家族信託、遺言代わり

財産の相続や分割を円満に進めるため「家族信託」を活用する家族が目立ってきた。

生前に財産の相続人を定めることでトラブルを防ぐ効果も期待できる。

家族信託のメリットは「委託者と受益者で契約の中身を自由に決められること」(信託契約に詳しい司法書士の山北英仁氏)。信託財産の所有権は委託者から受託者に移る。だが、受託者が委託者と受益者のつなぎ役となり財産管理はもとより、委託者の存命中に望み通りの相続を第三者に受益権を与える形で実現することもできる。

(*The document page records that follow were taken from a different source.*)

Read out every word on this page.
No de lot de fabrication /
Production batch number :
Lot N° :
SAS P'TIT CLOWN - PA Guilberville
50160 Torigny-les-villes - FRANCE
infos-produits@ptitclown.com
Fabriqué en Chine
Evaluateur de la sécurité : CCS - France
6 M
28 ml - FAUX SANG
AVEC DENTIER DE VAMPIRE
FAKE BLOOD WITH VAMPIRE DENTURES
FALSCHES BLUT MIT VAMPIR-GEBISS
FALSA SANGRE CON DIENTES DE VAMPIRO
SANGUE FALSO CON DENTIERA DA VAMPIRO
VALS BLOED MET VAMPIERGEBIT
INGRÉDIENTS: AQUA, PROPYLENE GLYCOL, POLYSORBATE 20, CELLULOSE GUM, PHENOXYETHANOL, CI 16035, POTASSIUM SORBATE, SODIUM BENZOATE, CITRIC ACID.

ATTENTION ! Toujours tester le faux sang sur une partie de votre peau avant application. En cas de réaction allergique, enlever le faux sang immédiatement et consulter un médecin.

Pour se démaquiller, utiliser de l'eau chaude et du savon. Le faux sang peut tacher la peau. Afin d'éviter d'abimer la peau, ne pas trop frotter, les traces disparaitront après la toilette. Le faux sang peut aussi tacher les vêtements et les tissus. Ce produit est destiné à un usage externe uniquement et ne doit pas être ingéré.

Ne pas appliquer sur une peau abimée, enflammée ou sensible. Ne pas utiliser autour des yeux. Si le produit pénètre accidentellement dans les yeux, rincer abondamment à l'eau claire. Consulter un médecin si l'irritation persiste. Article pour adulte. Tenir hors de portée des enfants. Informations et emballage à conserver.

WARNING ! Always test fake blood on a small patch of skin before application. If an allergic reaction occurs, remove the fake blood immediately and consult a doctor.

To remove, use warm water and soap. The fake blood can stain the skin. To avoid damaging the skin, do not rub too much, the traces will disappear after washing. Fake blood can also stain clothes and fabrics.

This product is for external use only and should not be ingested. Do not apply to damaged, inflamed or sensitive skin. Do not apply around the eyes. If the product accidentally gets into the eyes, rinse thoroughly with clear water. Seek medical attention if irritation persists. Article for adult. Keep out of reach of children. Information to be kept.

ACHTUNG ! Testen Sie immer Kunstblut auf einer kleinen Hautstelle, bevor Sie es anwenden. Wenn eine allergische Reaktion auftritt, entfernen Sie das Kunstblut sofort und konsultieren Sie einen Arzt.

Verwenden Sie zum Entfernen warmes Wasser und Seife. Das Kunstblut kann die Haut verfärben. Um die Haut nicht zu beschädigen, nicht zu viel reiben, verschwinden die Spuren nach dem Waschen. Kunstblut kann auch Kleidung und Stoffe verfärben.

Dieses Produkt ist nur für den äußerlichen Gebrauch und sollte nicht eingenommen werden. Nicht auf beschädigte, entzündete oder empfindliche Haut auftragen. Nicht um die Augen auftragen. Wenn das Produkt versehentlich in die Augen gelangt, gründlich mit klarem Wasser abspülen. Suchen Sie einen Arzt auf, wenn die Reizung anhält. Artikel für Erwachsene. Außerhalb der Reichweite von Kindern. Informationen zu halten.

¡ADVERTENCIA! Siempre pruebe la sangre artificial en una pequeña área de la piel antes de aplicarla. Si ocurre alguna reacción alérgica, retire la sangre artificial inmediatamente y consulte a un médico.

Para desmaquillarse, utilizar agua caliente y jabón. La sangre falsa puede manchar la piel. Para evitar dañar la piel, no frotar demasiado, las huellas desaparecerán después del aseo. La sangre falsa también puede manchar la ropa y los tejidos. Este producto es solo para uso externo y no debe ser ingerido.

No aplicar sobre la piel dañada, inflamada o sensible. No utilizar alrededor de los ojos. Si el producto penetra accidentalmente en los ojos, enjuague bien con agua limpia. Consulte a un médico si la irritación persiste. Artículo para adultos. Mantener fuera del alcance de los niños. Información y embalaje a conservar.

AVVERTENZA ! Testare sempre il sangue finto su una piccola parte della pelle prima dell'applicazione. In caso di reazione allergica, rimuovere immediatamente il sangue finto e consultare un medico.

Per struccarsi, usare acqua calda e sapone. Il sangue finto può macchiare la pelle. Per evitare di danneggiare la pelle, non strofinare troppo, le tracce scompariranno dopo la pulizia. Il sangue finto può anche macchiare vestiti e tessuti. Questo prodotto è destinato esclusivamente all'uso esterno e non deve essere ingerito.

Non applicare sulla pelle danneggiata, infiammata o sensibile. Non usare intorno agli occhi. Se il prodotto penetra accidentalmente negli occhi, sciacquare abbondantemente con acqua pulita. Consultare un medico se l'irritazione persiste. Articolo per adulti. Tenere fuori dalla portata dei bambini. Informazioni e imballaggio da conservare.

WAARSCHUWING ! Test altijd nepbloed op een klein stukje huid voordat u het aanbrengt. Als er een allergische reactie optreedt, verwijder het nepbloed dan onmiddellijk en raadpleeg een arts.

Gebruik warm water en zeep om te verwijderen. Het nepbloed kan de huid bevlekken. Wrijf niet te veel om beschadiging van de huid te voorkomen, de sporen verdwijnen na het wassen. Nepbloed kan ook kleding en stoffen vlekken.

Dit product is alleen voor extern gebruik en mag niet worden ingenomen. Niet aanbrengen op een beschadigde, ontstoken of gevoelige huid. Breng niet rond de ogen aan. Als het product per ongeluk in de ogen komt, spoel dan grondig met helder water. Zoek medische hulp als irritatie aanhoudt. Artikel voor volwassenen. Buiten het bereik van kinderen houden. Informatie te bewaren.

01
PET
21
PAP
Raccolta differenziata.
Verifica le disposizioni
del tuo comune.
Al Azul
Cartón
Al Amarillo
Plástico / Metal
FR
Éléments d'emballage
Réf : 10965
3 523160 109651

つまり遺言代わりにもなるわけだ。家族信託では通常、親が委託者となり、子が受益者となる。

受託者は信託銀行がなったり、家族の誰かが就任したりすることが多い。
(平成25年7月30日 日経新聞より)

普及し始めた家族信託だが、利用上の注意点もある。信託財産の運用・管理を専門家らに委ねるサービスだけに、コストがかかる。信託財産から一定の割合で毎年支払う「信託報酬」が代表例だ。

また、受託者がきちんと責任を果たしているかもチェックするべきだ。

財産を託された者が利益を受ける者のために全力を尽くすことが大前提であり、たとえ家族が受託者であってもチェックはおろそかにすべきではない。